お口チャック
「あら!」
「この姿で会うのは久しいのぉ」
「...服着てる」
「今回で2回目だけど不思議だなぁ〜」
ユナリアナは人の姿になったエミリーを見て目をキラキラさせて、ルミエリナは優しく微笑む。
カイルは人の姿になる時、必ずエミリーが裸なので今回も裸のままなのでは?と思いすぐに自分が着ていたシャツを掛けようとしたが、今のエミリーはしっかりと服を着ていた。
今回シロが人となった姿を見るのが2回目であるジークだが、まだまだ理解出来ていない様子だ。
「あ!本当だ!ちゃんと服着てる!」
「ん?いつもは服着ておらんのか?」
「そうですよ。お師匠様!いつも人の姿に戻る時、裸なのよ。初めてカイルに人の姿で会った時は裸だったから大変だったわ。今は満月になると服を置いといてくれるから助かってるけど。」
「それはスマンのぉ。服の事は忘れておった。...という事はカイル、お主はエミリーの裸を見たのか?」
「あらあら!カイル兄様、破廉恥ですわ。」
「は!?い、いや...見たか見てないかと問われると...その...」
ルミエリナとユナリアナに詰め寄られて焦るカイルとそれをニヤニヤしながら見ているジーク
「未婚の女性の、をねぇ〜。カイルも隅に置けないなぁ」
「い、や、不可抗力というか...見たくて見た訳では」
「まぁ!!勝手に女性の身体を見ておきながらまったく、失礼な殿方ですわね!」
「おい、ユナ!話を拗らすな!」
「拗らせてなどしておりませんわ。カイル兄様ともあろうお方が勝手に女性の身体を見ておいて責任逃れしようとするんですもの。
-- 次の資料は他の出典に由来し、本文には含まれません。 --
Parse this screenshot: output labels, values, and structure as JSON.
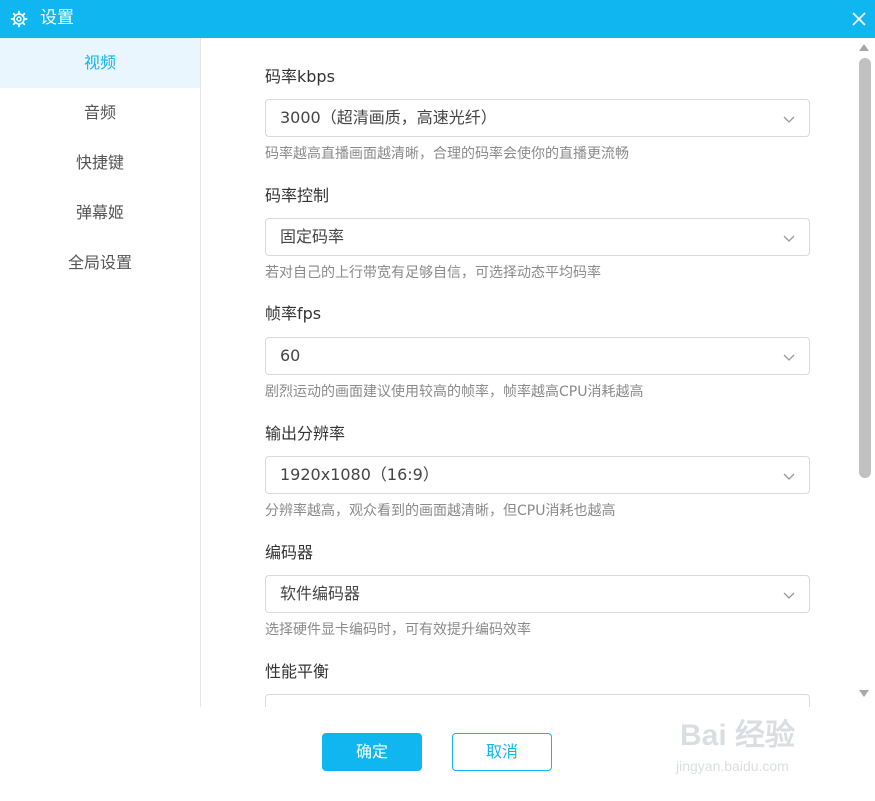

」
「責任、逃れ...」
「ねぇ、あの夜は満月だったけど曇ってたから見えてないんじゃないの?その後はベッドの上だったからシーツで隠してたし!問題無いよ!」
ユナリアナによって精神的に追い詰められたカイルにエミリーがトドメをさす。
「むっ!?ベッドの上じゃと!?」
「に、兄様!?そこまでいってしまわれたの!?」
「お、おい!そんな中だったのか!?」
「い、いや!誤解だ!そういうのでは無い!」
『お前は黙ってろ』とカイルに言われてしまったのでエミリーは大人しく椅子に座って皆が落ち着くのを待つのだった。